Animal cholesterol does not have much effect on blood cholesterol levels. Therefore it cannot be called big problem for good health.

The calorie content of lamb depends on what part of the lamb your piece of meat is. On average, calorie content per 100 grams can range from 150 to 170 calories. In a piece from a shoulder blade or leg, the calorie content may be slightly higher, by about 20-30 calories.

Benefits of lamb for the body

Lamb meat as a rich source of vitamins, minerals and others nutrients, brings great benefits to our body.

First of all, lamb is one of the best sources high quality protein. Protein is important for maintaining muscle mass, especially in older people. Inadequate protein intake may accelerate and worsen muscle loss associated with aging, which in turn increases the risk of developing sarcopenia.

For the same reason, lamb meat is very useful for athletes, bodybuilders, and those recovering from serious illness, after surgery.

Keeping muscle mass, protein also has important for muscle function. Meat protein contains an amino acid called beta-alanine. This amino acid is needed for the production of carnosine, a substance important for muscle function.

As a rich source of easily digestible iron, lamb helps prevent anemia. Anemia is characterized low level hemoglobin in the blood and a decrease in the oxygen-carrying capacity of cells, which can result in fatigue and weakness.

The nutrients contained in lamb reduce the risk of cardiovascular diseases.

Lamb fat is often used for treatment, especially colds accompanied by a cough. Mutton fat with milk for many known remedy from a dry, lingering cough.

In addition, lamb fat is often used for rubbing against bronchitis.

Zinc affects the production male hormone testosterone, which is important for maintaining the male reproductive system.

Lamb meat belongs to dietary products. And not because it does not contain fat. The main thing is the vegetable feed for the sheep. The richer herbal composition pastures, the healthier the meat.

Possible harm of lamb

Like any meat that is consumed in large quantities, lamb can cause some harm.
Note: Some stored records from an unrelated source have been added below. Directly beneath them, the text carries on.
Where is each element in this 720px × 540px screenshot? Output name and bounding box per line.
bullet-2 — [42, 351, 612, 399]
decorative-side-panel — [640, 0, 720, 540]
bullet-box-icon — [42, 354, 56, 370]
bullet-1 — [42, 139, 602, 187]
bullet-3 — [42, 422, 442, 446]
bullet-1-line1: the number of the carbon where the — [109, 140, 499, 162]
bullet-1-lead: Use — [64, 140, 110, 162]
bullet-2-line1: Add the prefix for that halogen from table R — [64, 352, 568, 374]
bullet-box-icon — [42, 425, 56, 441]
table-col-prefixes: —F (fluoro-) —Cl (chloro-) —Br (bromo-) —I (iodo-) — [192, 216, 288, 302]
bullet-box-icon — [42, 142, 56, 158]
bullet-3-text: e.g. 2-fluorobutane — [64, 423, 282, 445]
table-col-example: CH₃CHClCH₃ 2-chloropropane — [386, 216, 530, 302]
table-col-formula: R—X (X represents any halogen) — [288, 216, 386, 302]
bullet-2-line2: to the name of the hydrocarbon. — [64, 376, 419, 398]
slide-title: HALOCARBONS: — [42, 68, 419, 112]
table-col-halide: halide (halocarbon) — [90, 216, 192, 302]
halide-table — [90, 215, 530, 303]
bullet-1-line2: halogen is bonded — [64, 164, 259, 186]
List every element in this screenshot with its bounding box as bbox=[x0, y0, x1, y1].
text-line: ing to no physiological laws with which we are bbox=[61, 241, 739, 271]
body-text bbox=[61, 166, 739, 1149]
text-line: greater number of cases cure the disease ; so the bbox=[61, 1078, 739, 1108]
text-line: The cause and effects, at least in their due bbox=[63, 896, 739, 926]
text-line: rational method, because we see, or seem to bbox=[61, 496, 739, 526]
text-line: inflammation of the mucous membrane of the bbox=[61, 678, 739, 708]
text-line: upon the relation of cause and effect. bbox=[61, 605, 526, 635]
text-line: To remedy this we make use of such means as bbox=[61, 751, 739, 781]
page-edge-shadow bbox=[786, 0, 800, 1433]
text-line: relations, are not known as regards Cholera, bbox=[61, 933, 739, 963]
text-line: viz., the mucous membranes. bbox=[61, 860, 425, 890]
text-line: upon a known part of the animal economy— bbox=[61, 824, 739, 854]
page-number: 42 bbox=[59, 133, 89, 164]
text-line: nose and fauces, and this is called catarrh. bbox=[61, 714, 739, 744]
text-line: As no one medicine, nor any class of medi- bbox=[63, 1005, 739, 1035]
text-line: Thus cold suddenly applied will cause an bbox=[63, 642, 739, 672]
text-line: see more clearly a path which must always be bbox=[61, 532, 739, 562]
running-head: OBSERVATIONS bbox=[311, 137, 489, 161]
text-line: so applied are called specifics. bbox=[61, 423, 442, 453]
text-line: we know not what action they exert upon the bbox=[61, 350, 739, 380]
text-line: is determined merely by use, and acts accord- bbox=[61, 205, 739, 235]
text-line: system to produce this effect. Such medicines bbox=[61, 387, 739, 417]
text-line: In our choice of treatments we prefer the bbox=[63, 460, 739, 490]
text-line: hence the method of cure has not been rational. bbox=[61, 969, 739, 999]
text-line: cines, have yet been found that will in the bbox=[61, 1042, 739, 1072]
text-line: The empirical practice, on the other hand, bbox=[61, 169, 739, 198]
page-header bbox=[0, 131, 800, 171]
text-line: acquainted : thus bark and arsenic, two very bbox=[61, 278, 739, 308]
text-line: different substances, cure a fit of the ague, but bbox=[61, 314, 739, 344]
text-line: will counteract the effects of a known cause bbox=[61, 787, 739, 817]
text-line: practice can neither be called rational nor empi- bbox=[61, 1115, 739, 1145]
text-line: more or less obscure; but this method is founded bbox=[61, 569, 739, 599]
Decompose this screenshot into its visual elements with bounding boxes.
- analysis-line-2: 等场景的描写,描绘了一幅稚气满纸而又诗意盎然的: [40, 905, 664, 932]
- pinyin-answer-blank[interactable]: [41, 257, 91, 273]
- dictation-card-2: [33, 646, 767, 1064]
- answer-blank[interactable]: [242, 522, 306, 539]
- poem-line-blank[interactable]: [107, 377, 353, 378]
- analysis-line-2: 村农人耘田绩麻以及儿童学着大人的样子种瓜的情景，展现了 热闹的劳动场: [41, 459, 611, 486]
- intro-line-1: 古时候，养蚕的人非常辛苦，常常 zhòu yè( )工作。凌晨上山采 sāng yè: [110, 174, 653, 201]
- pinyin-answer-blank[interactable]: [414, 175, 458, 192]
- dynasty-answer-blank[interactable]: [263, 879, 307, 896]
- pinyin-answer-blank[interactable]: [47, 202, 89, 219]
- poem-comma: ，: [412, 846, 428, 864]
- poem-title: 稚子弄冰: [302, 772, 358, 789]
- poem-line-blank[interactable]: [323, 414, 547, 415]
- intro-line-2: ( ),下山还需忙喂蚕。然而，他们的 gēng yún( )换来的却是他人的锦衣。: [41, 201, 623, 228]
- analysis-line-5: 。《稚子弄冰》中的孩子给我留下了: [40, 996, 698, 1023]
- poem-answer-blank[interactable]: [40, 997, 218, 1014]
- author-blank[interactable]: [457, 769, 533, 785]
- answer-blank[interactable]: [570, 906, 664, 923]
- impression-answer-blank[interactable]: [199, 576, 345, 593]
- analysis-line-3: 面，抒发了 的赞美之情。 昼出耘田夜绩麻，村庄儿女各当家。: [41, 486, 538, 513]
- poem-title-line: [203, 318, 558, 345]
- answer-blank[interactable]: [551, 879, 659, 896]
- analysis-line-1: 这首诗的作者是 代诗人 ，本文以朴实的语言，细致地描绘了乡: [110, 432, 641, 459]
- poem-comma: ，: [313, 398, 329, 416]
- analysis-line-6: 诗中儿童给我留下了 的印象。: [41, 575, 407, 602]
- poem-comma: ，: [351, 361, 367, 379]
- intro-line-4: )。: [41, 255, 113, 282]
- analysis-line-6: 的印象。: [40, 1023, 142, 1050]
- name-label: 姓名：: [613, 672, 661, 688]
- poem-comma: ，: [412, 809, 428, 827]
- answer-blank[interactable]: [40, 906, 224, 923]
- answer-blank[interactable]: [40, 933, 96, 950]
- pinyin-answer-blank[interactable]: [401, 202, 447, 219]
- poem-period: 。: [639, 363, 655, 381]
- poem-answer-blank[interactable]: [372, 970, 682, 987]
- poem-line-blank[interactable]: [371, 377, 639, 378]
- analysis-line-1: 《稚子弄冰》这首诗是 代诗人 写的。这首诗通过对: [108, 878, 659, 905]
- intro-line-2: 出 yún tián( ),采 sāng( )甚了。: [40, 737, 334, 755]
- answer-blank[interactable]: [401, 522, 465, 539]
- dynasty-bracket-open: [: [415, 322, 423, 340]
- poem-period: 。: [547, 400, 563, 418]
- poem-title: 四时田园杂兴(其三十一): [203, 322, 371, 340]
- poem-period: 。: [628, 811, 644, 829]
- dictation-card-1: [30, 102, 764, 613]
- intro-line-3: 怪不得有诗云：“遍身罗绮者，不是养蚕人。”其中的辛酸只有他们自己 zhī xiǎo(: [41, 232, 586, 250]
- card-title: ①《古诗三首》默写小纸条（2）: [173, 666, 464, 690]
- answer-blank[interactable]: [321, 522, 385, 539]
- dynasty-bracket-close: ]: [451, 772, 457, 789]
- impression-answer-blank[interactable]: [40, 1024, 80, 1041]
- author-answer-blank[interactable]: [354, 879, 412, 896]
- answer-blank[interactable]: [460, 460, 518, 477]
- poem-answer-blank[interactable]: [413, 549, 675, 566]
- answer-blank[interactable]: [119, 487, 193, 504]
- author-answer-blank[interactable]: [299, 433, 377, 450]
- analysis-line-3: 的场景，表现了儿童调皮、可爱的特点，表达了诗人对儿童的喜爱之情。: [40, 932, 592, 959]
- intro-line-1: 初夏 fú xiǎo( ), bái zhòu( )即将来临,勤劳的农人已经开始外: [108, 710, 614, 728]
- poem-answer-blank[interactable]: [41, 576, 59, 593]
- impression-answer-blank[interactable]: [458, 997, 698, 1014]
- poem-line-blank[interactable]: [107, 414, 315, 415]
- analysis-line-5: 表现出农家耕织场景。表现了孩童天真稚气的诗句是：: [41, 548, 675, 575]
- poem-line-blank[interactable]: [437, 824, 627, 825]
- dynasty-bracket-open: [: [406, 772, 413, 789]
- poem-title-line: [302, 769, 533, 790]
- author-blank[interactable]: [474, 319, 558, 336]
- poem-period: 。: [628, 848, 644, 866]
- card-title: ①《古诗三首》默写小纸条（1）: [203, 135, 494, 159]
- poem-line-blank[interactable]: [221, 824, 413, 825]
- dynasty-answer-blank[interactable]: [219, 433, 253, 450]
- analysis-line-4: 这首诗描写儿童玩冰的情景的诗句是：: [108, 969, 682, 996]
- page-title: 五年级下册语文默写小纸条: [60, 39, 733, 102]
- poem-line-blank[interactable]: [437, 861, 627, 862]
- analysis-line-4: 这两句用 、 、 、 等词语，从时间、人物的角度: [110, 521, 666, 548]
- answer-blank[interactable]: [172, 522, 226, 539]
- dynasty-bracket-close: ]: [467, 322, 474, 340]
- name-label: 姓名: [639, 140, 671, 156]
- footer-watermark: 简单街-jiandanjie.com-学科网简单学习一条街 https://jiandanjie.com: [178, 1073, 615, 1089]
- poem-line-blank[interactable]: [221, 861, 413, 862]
This meat contains purines. Therefore, it is contraindicated for people with kidney stones or gout.

Lamb is contraindicated for gastritis, liver and gallbladder diseases.

Eating meat in large quantities can lead to the accumulation of cholesterol in the body and the formation of plaques on the walls of blood vessels.

Another disadvantage is the specific smell of meat, which scares most people away from it. It is very difficult to get rid of it; you can only disguise it with spices and herbs.

In general, lamb meat is healthy healthy product. And if consumed in reasonable quantities, it will not cause any harm to health.